Personality Portrayal and Narrative Strength
Characters are portrayed in concise, powerful lines: the compassionate Nigerian priest, the disturbed pub landlord, the daughter at struggle with her mother. Some scenes echo with melancholy power or observational humour: a boy is hit by his father after urinating at a football match; a prejudiced island mother and her Dublin-raised neighbour exchange barbs over cups of diluted tea.
The author's talent of bringing you fully into each narrative gives the comeback of a character or plot strand from an previous story a authentic frisson, for the first few times at least. Yet the cumulative effect of it all is dulling, and at times practically comic: trauma is layered with suffering, coincidence on chance in a dark farce in which hurt survivors seem destined to encounter each other repeatedly for eternity.
Conceptual Complexity and Final Evaluation
If this sounds less like life and resembling limbo, that is aspect of the author's point. These hurt people are weighed down by the crimes they have suffered, trapped in patterns of thought and behavior that agitate and spiral and may in turn damage others. The author has talked about the influence of his personal experiences of harm and he depicts with sympathy the way his cast navigate this perilous landscape, reaching out for solutions – seclusion, icy sea dips, forgiveness or bracing honesty – that might provide clarity.
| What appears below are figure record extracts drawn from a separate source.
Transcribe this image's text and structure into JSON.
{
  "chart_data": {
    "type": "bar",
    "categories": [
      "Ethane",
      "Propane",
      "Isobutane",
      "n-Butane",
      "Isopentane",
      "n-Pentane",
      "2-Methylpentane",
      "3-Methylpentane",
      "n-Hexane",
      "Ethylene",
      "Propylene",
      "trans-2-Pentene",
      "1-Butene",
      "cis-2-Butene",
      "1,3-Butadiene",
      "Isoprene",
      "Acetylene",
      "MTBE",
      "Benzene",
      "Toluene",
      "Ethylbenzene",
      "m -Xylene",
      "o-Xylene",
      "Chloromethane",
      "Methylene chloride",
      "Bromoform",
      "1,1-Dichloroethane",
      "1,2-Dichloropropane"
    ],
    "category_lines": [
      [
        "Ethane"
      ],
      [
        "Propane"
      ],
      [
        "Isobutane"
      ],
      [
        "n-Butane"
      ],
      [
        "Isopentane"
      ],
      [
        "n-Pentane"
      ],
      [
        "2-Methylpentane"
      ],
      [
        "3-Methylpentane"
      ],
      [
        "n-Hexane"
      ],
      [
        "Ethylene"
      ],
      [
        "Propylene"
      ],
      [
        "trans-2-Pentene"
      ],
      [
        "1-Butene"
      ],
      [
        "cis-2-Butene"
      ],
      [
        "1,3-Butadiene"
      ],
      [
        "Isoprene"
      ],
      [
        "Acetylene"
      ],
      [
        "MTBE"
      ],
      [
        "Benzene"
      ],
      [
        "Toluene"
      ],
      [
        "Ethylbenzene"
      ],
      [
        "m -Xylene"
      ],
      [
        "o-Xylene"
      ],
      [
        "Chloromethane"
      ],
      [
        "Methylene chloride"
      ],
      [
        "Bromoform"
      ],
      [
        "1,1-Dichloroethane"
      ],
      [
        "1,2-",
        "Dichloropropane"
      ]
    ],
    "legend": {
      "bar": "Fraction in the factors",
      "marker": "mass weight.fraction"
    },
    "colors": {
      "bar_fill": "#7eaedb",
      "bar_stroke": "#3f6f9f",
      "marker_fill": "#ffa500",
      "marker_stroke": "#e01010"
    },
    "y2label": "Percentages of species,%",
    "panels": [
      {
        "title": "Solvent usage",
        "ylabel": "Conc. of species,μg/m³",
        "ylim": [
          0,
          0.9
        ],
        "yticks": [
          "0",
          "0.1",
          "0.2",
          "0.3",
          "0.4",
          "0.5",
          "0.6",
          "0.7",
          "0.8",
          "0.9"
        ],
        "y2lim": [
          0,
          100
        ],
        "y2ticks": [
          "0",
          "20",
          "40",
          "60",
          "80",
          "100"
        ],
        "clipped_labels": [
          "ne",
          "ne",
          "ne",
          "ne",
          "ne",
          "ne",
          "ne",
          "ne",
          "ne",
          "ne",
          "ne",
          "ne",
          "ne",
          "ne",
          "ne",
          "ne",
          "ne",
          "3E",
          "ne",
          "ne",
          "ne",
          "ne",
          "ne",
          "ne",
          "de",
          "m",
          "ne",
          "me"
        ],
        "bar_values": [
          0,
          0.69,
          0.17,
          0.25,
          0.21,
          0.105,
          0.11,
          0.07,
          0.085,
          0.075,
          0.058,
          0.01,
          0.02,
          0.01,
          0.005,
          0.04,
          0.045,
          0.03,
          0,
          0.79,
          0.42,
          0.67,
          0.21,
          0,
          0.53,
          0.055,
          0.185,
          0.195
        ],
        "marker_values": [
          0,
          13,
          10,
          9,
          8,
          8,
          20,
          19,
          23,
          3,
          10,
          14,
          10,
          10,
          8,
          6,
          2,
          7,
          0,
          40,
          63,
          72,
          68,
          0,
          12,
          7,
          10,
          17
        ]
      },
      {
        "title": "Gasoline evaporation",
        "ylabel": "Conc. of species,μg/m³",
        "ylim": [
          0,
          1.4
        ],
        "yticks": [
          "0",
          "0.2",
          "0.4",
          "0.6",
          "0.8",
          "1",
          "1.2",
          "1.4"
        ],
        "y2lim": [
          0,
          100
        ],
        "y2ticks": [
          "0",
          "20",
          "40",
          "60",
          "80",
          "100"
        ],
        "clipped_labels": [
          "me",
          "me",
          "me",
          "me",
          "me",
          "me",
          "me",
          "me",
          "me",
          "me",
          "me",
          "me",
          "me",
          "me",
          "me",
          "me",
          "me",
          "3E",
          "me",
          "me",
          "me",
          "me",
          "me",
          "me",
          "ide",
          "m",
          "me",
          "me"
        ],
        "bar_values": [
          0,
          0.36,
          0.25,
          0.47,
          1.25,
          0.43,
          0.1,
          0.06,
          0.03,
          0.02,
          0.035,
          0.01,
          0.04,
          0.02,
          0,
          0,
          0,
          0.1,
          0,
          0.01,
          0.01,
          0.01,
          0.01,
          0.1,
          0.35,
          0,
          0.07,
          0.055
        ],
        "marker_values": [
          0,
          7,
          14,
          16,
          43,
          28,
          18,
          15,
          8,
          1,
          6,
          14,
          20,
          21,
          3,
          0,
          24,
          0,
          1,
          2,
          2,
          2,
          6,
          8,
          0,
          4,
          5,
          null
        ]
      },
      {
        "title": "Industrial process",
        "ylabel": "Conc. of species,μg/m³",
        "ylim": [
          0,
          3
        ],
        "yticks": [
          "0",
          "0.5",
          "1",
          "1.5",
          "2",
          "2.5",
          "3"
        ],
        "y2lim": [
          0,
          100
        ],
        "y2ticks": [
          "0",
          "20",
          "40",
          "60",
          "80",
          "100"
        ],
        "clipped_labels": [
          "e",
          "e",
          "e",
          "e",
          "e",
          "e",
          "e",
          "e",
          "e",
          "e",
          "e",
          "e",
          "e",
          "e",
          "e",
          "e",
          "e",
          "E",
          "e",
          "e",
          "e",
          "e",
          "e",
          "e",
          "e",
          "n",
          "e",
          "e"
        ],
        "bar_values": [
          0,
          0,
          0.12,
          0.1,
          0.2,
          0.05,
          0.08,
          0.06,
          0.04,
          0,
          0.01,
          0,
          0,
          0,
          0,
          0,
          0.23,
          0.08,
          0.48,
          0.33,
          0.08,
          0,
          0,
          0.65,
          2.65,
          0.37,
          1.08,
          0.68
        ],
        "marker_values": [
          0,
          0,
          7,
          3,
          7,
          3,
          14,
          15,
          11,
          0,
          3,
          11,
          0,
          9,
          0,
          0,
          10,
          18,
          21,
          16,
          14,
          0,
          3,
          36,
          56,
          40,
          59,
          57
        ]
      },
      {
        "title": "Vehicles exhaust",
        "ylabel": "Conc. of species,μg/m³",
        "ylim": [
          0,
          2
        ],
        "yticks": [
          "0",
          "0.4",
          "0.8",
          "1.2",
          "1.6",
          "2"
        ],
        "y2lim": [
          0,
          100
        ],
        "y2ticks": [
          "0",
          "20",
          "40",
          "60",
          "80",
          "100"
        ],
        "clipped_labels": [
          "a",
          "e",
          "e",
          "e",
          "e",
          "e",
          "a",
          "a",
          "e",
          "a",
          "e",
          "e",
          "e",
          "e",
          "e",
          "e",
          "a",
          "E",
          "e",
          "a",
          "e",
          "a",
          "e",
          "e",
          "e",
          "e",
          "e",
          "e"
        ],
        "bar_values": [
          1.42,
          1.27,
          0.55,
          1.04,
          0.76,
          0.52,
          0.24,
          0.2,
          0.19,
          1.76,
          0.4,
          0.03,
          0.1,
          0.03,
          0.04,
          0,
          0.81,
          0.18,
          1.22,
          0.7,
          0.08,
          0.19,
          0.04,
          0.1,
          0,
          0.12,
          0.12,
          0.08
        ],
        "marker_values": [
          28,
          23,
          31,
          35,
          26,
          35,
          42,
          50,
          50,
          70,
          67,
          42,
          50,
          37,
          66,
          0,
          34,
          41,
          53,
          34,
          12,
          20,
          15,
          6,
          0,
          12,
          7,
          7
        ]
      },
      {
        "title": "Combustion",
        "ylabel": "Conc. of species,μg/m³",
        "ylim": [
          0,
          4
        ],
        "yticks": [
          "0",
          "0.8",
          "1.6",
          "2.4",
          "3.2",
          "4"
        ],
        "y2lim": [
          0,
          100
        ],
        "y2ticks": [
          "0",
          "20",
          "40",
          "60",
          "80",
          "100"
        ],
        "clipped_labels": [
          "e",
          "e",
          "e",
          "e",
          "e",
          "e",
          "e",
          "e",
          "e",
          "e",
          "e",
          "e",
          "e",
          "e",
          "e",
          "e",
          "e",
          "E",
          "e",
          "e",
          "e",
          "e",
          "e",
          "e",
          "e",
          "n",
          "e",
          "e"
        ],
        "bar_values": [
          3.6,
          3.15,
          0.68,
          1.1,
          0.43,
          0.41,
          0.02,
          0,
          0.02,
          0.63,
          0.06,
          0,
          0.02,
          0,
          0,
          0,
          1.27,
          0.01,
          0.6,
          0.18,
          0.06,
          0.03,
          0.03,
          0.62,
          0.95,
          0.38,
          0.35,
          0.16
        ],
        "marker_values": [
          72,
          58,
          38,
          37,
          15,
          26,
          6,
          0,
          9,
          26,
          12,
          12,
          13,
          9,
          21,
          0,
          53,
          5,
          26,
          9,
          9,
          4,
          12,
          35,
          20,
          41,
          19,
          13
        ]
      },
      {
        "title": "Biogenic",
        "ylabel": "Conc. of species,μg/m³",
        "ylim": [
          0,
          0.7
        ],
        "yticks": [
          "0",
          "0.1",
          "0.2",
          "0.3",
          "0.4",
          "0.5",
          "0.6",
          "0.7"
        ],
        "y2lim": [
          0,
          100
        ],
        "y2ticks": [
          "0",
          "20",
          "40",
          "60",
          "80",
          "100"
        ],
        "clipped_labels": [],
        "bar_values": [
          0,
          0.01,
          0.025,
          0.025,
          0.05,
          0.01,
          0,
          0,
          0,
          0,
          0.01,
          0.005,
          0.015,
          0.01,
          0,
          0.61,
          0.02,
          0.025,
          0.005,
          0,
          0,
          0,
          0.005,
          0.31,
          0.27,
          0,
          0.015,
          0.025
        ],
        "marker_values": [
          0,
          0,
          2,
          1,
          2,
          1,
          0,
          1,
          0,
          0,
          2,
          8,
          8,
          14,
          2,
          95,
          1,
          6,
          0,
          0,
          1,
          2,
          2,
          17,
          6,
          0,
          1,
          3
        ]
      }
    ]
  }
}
The book's "fundamental" framing isn't extremely informative, while the quick pace means the examination of gender dynamics or online networks is primarily surface-level. But while The Elements is a defective work, it's also a entirely readable, trauma-oriented epic: a welcome rebuttal to the common fixation on detectives and perpetrators. The author shows how suffering can permeate lives and generations, and how duration and care can quieten its reverberations.